Baculovirus-produced HIV-1 Gag VLPs encapsidating CAT RNA were taken up by selected mammalian cell lines. The presence of CAT protein indicates that encapsidated RNA was expressed in the mammalian cells. Heat-treatment of the VLPs altered the ability of protein to be expressed in some cell lines tested but did not affect the ability of the VLPs to stimulate an immune response when inoculated into mice.

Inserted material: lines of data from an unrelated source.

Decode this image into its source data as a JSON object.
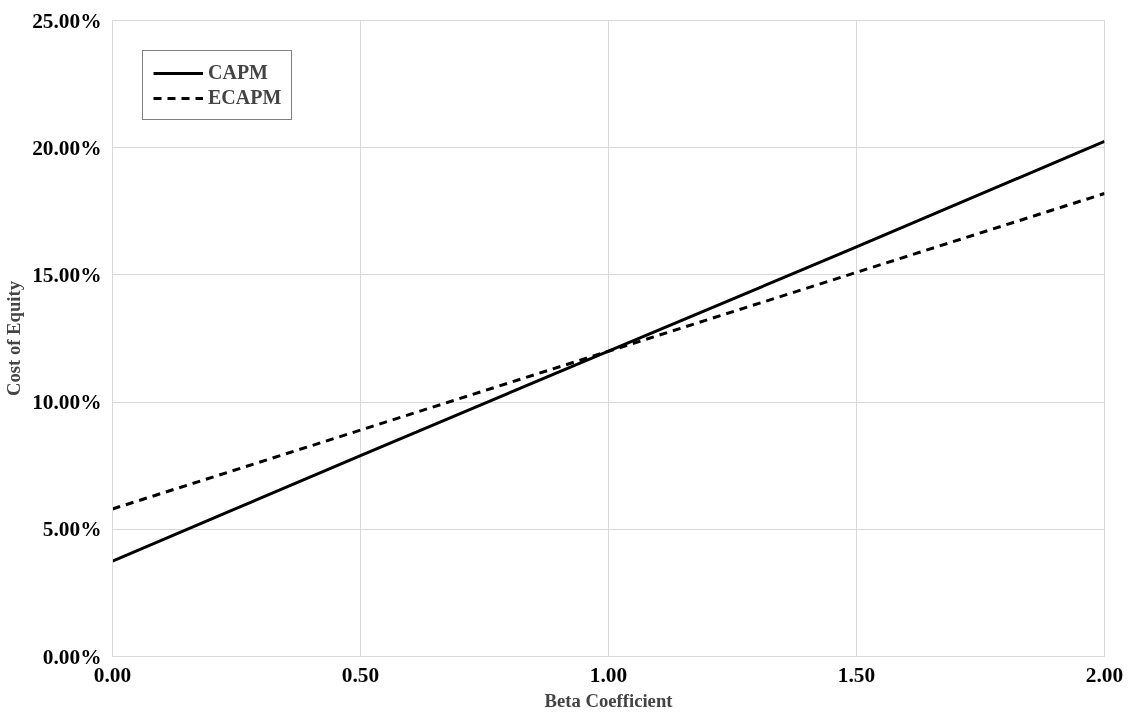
{
  "chart_data": {
    "type": "line",
    "xlabel": "Beta Coefficient",
    "ylabel": "Cost of Equity",
    "x": [
      0,
      0.5,
      1,
      1.5,
      2
    ],
    "series": [
      {
        "name": "CAPM",
        "color": "#000000",
        "line_style": "solid",
        "values": [
          3.75,
          7.9,
          12.0,
          16.1,
          20.25
        ]
      },
      {
        "name": "ECAPM",
        "color": "#000000",
        "line_style": "dashed",
        "values": [
          5.8,
          8.9,
          12.0,
          15.1,
          18.2
        ]
      }
    ],
    "xlim": [
      0,
      2
    ],
    "ylim": [
      0,
      25
    ],
    "xticks": [
      {
        "value": 0,
        "label": "0.00"
      },
      {
        "value": 0.5,
        "label": "0.50"
      },
      {
        "value": 1,
        "label": "1.00"
      },
      {
        "value": 1.5,
        "label": "1.50"
      },
      {
        "value": 2,
        "label": "2.00"
      }
    ],
    "yticks": [
      {
        "value": 0,
        "label": "0.00%"
      },
      {
        "value": 5,
        "label": "5.00%"
      },
      {
        "value": 10,
        "label": "10.00%"
      },
      {
        "value": 15,
        "label": "15.00%"
      },
      {
        "value": 20,
        "label": "20.00%"
      },
      {
        "value": 25,
        "label": "25.00%"
      }
    ],
    "grid": true,
    "legend": "top left",
    "marker": "none"
  }
}
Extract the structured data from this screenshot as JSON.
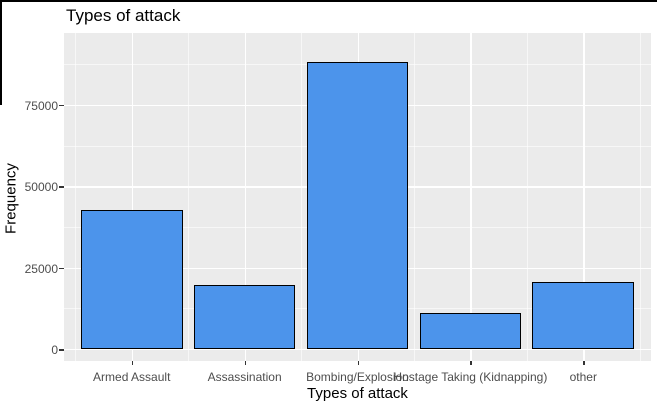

HIV-1 Gag 病毒样颗粒(VLPs)被用作候选疫苗,被认为是无活性颗粒,因为它们不含复制性核酸,尽管它们确实包裹了细胞 RNA。在基于杆状病毒的表达系统中生产 HIV-1 Gag VLP 时,VLPs 会结合杆状病毒 Gp64 包膜糖蛋白,这有助于它们进入哺乳动物细胞。这表明使用该系统生产的 HIV-1 Gag VLPs 促进了包裹 RNA 在哺乳动物细胞中的摄取和随后的表达 - 这是疫苗的不利特征。
使用杆状病毒表达系统在昆虫细胞中制备包裹报告氯霉素乙酰转移酶(CAT)RNA 的 HIV-1 Gag VLPs。通过 Western blot 验证 VLPs 上 Gp64 的存在,并使用 RT-PCR 检测和定量包裹的 CAT RNA。将 VLP 样品加热以失活 CAT RNA。用选定的哺乳动物细胞系孵育未加热和加热的 VLPs,并通过 ELISA 检测 CAT 蛋白的存在。用 DNA 初级 VLP 增强方案对加热和未加热的 VLPs 进行小鼠接种。
HIV-1 Gag VLPs 表面具有显著高水平的 Gp64(~1650 Gp64 分子/VLP)。每微克 Gag VLPs 中包裹的 CAT RNA 量在 0.1 到 7 ng 之间。在与 VLPs 孵育的 4 种哺乳动物细胞系中的 3 种中检测到 CAT 蛋白。与未加热的 VLPs 相比,加热的 VLPs 孵育的 BHK-21 和 HeLa 细胞裂解物中的 CAT 蛋白水平降低,而 HEK-293 细胞则没有。用 DNA 初级 VLP 增强方案接种的小鼠对 GagCAT VLPs 产生了 Gag CD8 和 CD4 T 细胞反应,这些反应也增强了原发性 DNA 反应。加热 VLPs 并没有消除这些免疫反应,但将 Gag CD4 T 细胞反应增强了两倍。
杆状病毒产生的 HIV-1 Gag VLPs 包裹 CAT RNA 被选定的哺乳动物细胞系摄取。CAT 蛋白的存在表明包裹的 RNA 在哺乳动物细胞中表达。VLPs 的热处理改变了在一些测试细胞系中表达蛋白的能力,但不影响将 VLPs 接种到小鼠中刺激免疫反应的能力。